New Francestown business can sharpen anything

  • D&D Sharpening Shop, owned by Dave Humphreys, recently opened in Francestown. Courtesy photo—

  • D&D Sharpening Shop, owned by Dave Humphreys, recently opened in Francestown. Courtesy photo—

  • D&D Sharpening Shop, owned by Dave Humphreys, recently opened in Francestown. Courtesy photo—

  • D&D Sharpening Shop, owned by Dave Humphreys, recently opened in Francestown. Courtesy photo—

  • D&D Sharpening Shop, owned by Dave Humphreys, recently opened in Francestown. Courtesy photo—

Monadnock Ledger-Transcript
Published: 10/6/2019 6:23:11 PM

If it’s got an edge, Dave Humphreys will find a way to sharpen it.

For 35 years, Humphreys operated a sharpening shop out of his North Attleboro, Massachusetts home. He worked part time, nights and weekends, using equipment he bought off a longtime shop owner who was getting to retire.

Last September, Humphreys retired himself after a career as a technician for an auto sensors company, and planned on increasing his business to fill his newly found free time. But with his son, daughter-in-law and only grandchild living in Milford, Humphreys and his wife Debbie, decided to move to New Hampshire – Francestown to be more precise.
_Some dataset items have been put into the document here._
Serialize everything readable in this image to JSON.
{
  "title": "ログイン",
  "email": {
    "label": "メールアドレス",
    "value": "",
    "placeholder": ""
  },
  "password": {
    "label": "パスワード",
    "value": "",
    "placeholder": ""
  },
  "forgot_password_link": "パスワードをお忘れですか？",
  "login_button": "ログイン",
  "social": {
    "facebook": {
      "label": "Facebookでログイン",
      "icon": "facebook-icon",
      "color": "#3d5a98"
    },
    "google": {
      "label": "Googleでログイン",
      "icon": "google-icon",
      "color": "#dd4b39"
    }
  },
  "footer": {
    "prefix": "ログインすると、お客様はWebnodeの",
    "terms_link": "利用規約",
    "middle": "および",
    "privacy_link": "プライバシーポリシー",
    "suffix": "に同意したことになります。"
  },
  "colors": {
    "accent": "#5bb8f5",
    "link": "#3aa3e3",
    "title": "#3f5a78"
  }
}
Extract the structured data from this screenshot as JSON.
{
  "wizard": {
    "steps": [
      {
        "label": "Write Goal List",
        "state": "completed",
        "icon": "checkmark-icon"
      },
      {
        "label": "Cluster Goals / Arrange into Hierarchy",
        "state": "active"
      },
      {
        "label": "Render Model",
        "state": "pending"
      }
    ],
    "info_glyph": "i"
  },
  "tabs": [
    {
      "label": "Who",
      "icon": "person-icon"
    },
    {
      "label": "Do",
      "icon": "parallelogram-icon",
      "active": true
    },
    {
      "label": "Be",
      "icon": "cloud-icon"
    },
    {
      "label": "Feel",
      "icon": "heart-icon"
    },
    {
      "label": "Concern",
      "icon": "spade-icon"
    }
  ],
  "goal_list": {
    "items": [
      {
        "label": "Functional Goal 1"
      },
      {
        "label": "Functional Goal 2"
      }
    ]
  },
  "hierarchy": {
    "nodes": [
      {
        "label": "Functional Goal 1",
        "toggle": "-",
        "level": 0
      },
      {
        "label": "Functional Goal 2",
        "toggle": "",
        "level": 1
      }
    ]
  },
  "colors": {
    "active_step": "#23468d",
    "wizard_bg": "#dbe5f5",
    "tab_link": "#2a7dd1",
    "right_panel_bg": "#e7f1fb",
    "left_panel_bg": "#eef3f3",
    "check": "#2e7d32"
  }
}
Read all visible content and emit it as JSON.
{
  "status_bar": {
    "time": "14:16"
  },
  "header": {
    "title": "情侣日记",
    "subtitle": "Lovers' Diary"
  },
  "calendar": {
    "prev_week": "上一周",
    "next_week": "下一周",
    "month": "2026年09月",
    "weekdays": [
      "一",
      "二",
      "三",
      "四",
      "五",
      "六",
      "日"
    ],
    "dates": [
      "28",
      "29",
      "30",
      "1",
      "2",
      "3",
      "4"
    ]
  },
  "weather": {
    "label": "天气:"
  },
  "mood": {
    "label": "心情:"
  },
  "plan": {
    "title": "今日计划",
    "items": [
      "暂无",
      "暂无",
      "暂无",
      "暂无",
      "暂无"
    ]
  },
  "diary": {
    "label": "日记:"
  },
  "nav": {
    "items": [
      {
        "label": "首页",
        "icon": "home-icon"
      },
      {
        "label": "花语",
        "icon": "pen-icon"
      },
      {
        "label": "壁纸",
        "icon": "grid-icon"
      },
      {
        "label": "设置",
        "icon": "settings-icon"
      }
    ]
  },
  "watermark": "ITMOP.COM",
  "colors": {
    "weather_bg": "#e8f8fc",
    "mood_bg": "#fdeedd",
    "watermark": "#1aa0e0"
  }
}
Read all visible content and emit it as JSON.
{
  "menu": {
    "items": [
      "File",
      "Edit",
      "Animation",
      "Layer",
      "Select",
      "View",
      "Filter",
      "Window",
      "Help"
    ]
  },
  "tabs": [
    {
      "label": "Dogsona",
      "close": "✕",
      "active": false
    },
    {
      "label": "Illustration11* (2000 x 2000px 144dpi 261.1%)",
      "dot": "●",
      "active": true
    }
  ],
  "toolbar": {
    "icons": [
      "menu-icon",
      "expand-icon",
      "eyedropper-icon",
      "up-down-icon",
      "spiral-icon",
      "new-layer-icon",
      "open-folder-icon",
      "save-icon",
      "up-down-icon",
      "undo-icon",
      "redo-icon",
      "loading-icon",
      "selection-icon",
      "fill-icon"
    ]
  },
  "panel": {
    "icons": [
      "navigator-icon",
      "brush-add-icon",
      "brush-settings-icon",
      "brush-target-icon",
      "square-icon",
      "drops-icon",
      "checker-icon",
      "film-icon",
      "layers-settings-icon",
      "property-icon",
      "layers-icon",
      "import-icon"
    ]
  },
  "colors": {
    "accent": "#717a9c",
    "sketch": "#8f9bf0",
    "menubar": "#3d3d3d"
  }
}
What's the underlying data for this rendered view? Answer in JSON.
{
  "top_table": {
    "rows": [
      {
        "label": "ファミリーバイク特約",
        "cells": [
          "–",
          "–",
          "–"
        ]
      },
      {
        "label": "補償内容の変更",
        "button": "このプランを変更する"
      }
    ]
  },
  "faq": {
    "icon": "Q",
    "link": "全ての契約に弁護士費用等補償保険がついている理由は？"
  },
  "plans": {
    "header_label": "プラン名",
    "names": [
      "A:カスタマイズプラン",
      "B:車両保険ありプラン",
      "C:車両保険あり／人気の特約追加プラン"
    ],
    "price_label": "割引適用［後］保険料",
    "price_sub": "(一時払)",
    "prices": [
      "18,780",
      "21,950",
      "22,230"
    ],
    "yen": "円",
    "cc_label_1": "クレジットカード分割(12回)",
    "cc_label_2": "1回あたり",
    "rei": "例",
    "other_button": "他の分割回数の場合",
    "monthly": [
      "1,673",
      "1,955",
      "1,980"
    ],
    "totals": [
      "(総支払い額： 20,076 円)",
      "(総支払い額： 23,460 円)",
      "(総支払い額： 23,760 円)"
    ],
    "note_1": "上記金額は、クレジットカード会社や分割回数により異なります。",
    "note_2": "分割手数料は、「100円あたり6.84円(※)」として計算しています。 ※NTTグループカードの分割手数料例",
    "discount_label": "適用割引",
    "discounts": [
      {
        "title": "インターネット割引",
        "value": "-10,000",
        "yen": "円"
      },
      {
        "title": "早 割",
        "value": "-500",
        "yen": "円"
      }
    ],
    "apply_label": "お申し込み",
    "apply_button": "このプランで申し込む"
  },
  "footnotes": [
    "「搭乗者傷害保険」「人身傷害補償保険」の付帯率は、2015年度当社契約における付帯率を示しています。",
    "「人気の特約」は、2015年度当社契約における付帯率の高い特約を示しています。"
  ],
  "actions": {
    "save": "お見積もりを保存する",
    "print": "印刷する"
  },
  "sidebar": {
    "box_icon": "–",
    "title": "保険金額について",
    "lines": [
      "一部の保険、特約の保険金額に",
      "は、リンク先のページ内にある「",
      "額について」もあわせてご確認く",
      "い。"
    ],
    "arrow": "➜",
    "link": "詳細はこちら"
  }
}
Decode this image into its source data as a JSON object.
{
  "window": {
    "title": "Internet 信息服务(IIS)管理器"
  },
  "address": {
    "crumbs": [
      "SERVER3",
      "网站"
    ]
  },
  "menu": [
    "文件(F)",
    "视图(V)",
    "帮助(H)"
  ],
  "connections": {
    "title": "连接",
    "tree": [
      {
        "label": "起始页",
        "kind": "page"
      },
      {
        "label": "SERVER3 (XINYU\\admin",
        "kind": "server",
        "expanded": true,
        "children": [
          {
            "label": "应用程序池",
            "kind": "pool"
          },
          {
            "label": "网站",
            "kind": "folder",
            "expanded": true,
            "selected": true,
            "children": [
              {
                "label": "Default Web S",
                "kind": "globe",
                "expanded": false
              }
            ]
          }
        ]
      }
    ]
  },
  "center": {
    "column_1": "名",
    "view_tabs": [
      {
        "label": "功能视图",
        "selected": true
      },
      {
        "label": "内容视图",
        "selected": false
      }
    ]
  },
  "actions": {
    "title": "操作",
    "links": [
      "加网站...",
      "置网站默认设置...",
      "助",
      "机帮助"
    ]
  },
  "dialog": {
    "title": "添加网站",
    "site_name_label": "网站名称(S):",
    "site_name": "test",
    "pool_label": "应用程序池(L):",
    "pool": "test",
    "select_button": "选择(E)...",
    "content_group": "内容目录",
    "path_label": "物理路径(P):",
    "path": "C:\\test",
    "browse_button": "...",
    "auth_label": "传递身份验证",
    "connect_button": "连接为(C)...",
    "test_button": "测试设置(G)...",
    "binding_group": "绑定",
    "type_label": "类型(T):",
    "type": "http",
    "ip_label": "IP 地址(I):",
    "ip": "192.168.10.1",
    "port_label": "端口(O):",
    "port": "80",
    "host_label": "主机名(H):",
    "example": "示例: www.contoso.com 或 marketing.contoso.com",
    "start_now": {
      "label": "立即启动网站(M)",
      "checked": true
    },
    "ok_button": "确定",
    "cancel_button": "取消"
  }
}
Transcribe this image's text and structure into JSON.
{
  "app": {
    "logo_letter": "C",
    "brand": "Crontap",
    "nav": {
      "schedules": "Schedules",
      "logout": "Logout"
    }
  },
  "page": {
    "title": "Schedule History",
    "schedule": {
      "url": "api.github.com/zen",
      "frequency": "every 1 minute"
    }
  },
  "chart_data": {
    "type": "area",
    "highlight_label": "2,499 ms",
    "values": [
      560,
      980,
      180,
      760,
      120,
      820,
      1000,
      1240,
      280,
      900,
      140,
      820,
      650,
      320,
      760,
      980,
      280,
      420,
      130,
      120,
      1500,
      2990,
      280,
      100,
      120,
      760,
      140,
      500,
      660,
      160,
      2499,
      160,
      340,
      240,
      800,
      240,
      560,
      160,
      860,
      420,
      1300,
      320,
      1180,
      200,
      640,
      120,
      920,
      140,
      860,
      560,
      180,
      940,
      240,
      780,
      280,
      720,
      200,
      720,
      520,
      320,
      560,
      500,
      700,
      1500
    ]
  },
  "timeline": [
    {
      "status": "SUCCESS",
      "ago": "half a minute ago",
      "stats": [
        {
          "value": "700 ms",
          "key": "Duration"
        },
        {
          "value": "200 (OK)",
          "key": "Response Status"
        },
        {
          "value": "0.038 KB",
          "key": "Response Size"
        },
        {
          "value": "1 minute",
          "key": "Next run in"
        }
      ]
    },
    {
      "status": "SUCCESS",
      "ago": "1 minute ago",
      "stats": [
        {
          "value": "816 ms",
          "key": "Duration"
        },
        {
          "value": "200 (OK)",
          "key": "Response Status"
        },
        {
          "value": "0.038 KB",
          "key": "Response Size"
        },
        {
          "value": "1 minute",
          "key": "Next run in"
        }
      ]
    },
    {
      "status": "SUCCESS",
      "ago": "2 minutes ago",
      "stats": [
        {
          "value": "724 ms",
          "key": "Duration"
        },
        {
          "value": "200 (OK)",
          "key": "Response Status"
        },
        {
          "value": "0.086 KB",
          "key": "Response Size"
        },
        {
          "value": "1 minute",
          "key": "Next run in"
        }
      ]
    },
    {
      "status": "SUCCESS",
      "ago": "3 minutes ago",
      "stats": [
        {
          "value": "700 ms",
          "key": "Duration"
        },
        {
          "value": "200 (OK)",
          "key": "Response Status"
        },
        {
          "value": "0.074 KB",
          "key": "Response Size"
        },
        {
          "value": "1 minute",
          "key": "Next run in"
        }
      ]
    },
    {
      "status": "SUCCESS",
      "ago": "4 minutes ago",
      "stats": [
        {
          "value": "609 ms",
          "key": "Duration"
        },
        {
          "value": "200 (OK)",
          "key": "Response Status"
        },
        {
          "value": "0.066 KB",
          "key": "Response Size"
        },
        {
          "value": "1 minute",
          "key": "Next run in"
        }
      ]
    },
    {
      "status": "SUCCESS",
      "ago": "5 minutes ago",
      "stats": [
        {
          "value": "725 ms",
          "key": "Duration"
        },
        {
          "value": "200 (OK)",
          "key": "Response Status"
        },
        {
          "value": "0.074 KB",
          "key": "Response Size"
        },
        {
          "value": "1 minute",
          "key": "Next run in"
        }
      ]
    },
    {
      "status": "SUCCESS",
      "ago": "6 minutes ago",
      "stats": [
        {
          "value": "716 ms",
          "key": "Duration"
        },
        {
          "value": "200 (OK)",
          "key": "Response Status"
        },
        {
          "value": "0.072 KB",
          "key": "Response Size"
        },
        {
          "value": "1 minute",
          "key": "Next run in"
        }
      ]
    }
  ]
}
They relocated in July and with all of his customers close to 90 miles away, he knew if he wanted to continue his business, he’d have to start over.

“It will take some time,” Humphreys said.

But this wasn’t going to stop Humphreys from his plan to make sharpening “retirement gig.” So he bought a shed – an upgrade from when he used to do it in his basement – and got his workshop set up and opened D&D Sharpening at his Francestown home a couple weeks ago.

“In the past, my customer base has been homeowners and small businesses,” Humphreys said.

All those years ago, he was talking to a coworker about putting together a side business and they recommended sharpening, and buying out the closing business. Humphreys started with his own knives to work on his technique and then took on his neighbors outdoor equipment. It was the beginning of a 35 year relationship.

“I was fortunate my neighbor’s son was into landscaping because that first summer I sharpened all his tools for him,” Humphreys said.

Humphreys does a little bit of everything. He can sharpen household items like kitchen knives and scissors. He has worked with a lot of carpenters to sharpen carbide circular saw blades, as well as wood chisels, hand saws, tin snips and planer blades. And for the homeowners who do a lot of work to the outside of their property, Humphreys is your guy. He will restore chainsaw blades to their optimal condition, along with offering replacement blades and repair. Hedge clippers, pruning shears and lawnmower blades are also on his list of services.

“A knife will come in in a lot of different conditions,” Humphreys said, including nicks in the blade, bent tips and gauges, that he will repair.

No job is too big or two small. He’s had landscaping companies bring in all their equipment at the end of a long season, while others drop off a handful of kitchen knives. He'll even do hunting knives and pond skates.

“Just about anything that has to be sharpened,” Humphreys said.

A rule of thumb is two or three days “depending on what I have” but if its a small job and someone has to drive a distance to his shop, he’ll try and turn it around right away, if they don’t mind waiting. He’s even had people call on Thanksgiving morning to get that special carving knife sharpened.

“What I found with this business is that word of mouth is how it works. If you do a good job, before you know it, you have a big clientele,” Humphreys said.

As of now, Humphreys is open daily from 10 a.m. to 7 p.m. and people are free to just stop in with whatever they need done. If he’s not home, he has a drop off spot on his deck where customers can leave their items and fill out a tag.

“I believe in this business,” Humphreys said. “It’s a nice service for people.”

And he understands the importance of it.

“A dull knife is a very dangerous knife,” he said. “A sharp knife is actually safer because it does its job.”